Topics covered: Ridouts professional advice

Justice Coulson has thrown out the case against Maidstone and Tunbridge Wells NHS Trust for corporate manslaughter and the corresponding gross negligence manslaughter case against the doctor involved. The Trust was acquitted following instructions from the judge to the jury to return with a not guilty verdict late yesterday afternoon.

The case involved the death of a 30-year old woman who lost over 2 litres of blood shortly after giving birth. She was operated on under anaesthetic and went into cardiac arrest from which she died.

This was the first prosecution of an NHS Trust on the charge of corporate manslaughter. The Judge called an end to the trial after finding that it would be “unfair and unsafe” to leave the decision to the jury. He held that there was insufficient evidence put forward by the prosecution to find that the Trust or the doctor involved had any case to answer.

The threshold to be met for corporate manslaughter (for corporate bodies) and gross negligence manslaughter (for individuals) is a particularly high one. In particular in relation to corporate manslaughter it must be found that the way that the company’s affairs are managed or organised has caused the death of a person; and this involved a gross breach of a duty of care owed to the deceased.

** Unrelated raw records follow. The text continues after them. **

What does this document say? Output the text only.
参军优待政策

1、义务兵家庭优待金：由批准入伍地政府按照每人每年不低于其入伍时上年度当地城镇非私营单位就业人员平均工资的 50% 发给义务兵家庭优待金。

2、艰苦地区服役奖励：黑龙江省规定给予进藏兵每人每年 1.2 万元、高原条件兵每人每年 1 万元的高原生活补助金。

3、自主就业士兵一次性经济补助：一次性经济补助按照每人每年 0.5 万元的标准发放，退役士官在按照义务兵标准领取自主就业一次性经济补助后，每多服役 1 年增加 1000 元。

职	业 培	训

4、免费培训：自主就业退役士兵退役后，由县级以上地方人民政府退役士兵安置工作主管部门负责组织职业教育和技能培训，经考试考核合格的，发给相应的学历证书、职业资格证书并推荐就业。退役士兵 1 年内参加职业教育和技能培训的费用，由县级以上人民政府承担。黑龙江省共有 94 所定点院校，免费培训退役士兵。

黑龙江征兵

It would appear now that the case put forward by the Crown Prosecution Service had little demonstrable merit. The case must have been so woefully inadequate that the judge saw no other option than to throw it out. All that seems to remain are the questions that should now be put to the CPS for bringing the case without sufficient evidence to meet the test.

The massive fees that would have amounted in the two week trial and pre-trial hearings could now be paid for by the CPS as the defendants have stated that they may seek costs orders.

The conduct of the Crown Prosecution Service in bringing about this misconceived prosecution is clearly now in the spotlight. This prosecution has arguably done more harm than good to the family of the deceased and some will argue that more care should be taken at pre-trial stage to avoid insufficiently-evidenced cases going through the courts at great public cost.